GIUSTIZIA, STATO E ORDINE PUBBLICO
di Angelo Miotto
Tre notizie in un giorno, protagoniste le forze di polizia. Si tratta di una casualità. Eppure, nel giro di poche ore, tre notizie hanno fatto capolino sui quotidiani italiani: hanno come protagonista le forze di polizia e per oggetto la repressione, le botte la degradazione dei manifestanti, fino all'omicidio. La prima notizia: piazza del Municipio, 17 marzo 2001, Napoli. Quel giorno andò in scena la grande prova generale dell'ignobile spettacolo fornito dalle forze di polizia a Genova pochi mesi più tardin nel cuore del G8. Le violenze, in una piazza scientificamente chiusa, senza via di uscita, passaggi interrotti financo alle autoambulanze che accorrevano numerose, ebbe il suo epilogo disgustoso nella caserma Raniero.
Le testimonianze raccolte con un grande lavoro nel Libro bianco sui fatti di Napoli raccontano di perquisizioni corporali su uomini e donne al limite della tortura, estenuanti esercizi fisici, cori e insulti che risentiremo uguali nei corridoi di Bolzaneto, quattro mesi più tardi. In mezzo ci fu il cambio di governo, perché - è bene ricordarlo - il ministro responsabile di allora era il signor Enzo Bianco, oggi senatore del Pd, allora titolare del Viminale.
La seconda notizia: La Corte dei Conti ha convocato un centinaio di poliziotti per contestare loro il danno di immagine allo Stato per come hanno represso le manifestazioni dei No Tav.
La terza notizia è l'apertura del processo Aldrovandi-bis, quello relativo al depistaggio che è avenuto dopo l'uccisione del giovane di ferrara massacrato di botte mentre tornava a casa all'alba, dopo una notte passata con gli amici. Era il 25 settembre del 2005. Il processo in primo grado è terminato con la condanna per tre anni e sei mesi per quattro polliziotti. Ora la famiglia è stata accettata fra i banchi delle parti civili nell'inchiesta che riguarda il depistaggio delle indagini. La notizia data in pasto all'opinione pubblica dalla questura fu quella di uno squilibrato tossicodipendente che aveva attaccato gli agenti.
Le tre notizie, nel medesimo giorno, sono quasi una sorpresa, quando, in fondo, riguardano comportamenti che l'autorità giudiziaria valuta secondo prove e indizi rispetto a un 'lavoro' molto sensibile, quale quello degli operatori di pubblica sicurezza e i gestori dell'ordine pubblico. Ma la sorpresa è divenuta quasui una 'buona notizia', travalicando quel confine di normalità che in uno Stato di diritto dovrebbe avere, perché sono poche le occasioni in cui si è assisitito, nella nostra storia italiana, a condanne o inchieste oneste rispetto a comportamenti devianti di alcuni soggetti, o di intere branche, del mondo delle forze di polizia.
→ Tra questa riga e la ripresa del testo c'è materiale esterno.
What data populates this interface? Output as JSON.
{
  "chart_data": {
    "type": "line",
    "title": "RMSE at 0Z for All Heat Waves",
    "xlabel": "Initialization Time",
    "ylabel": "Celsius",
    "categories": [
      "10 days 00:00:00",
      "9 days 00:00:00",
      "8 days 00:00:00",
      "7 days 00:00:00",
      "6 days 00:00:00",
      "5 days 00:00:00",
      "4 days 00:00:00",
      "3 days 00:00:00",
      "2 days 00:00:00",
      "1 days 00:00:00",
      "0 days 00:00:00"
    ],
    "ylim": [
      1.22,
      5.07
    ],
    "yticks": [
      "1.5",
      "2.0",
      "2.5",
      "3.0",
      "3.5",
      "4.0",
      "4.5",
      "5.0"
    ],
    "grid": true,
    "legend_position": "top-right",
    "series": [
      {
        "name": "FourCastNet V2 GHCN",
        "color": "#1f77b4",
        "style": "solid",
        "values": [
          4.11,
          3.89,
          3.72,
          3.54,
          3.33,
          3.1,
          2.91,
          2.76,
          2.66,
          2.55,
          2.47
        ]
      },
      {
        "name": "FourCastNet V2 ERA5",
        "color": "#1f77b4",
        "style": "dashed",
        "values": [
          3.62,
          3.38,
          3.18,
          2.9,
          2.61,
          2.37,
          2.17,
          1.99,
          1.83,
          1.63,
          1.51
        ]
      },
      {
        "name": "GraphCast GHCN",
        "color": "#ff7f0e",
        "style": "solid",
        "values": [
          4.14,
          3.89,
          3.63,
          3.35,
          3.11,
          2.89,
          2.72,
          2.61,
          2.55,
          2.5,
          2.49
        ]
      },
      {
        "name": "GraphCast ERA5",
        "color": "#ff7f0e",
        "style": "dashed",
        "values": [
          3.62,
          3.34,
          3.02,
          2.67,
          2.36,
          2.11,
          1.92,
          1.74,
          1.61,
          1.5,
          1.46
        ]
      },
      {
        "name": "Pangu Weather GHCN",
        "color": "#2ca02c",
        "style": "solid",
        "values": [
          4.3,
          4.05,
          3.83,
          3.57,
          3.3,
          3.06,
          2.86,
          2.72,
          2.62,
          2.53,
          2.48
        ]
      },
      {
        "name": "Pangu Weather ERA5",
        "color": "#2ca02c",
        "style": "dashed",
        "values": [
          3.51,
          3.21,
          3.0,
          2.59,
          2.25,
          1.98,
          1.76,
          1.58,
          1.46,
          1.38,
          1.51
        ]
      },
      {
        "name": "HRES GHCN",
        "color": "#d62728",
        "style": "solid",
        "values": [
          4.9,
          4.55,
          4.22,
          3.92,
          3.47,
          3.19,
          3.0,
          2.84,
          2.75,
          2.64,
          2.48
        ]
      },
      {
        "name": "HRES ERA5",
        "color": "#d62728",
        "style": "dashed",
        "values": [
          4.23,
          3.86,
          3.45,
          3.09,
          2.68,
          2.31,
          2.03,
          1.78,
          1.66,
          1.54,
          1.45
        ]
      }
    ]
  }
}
L'abitudine, insomma, è più quella che abbiamo imparato a inghiottire: poliziotti non identificabili, senza numeri sui caschi, senza identificativo sulle tute antisommossa, equipaggiati con materiali al limite delle convenzioni internazionali (ricordiamo il gas Cs, vietato addirittura inn teatri di guerra perchè capace di modificazioni genetiche), morti ammazzati senza colpevoli, archiviazioni, fantasiose ricostruzioni balistiche (Carlo Giuliani e un sasso che devia un colpo di pistola fin sotto uno zigomo!), impunità e anzi onorificienze della classe politica governante e dirigente per chi stava a capo della catena di comando dei fatti di Genova, se non per i responsabili ultimi delle decisioni adottate, con crudezza tangibile, nella 'piazza'.
Vengono quasi i brividi a riscoprirsi più fiduciosi verso una giustizia eguale per tutti - anche per chi porta la divisa - quando si leggono tre notizie in fila come quelle raccontate. E nello stesso tempo avere una reazione spontanea che affiora alle labbra e fa dire che forse è stato solo un caso. Lo stupore richiama la distanza ancora da colmare per poter affermare davvero, compiutamente, di vivere in uno Stato in cui l'ordine pubblico è cosa che si svolge a favore e non contro i propri cittadini.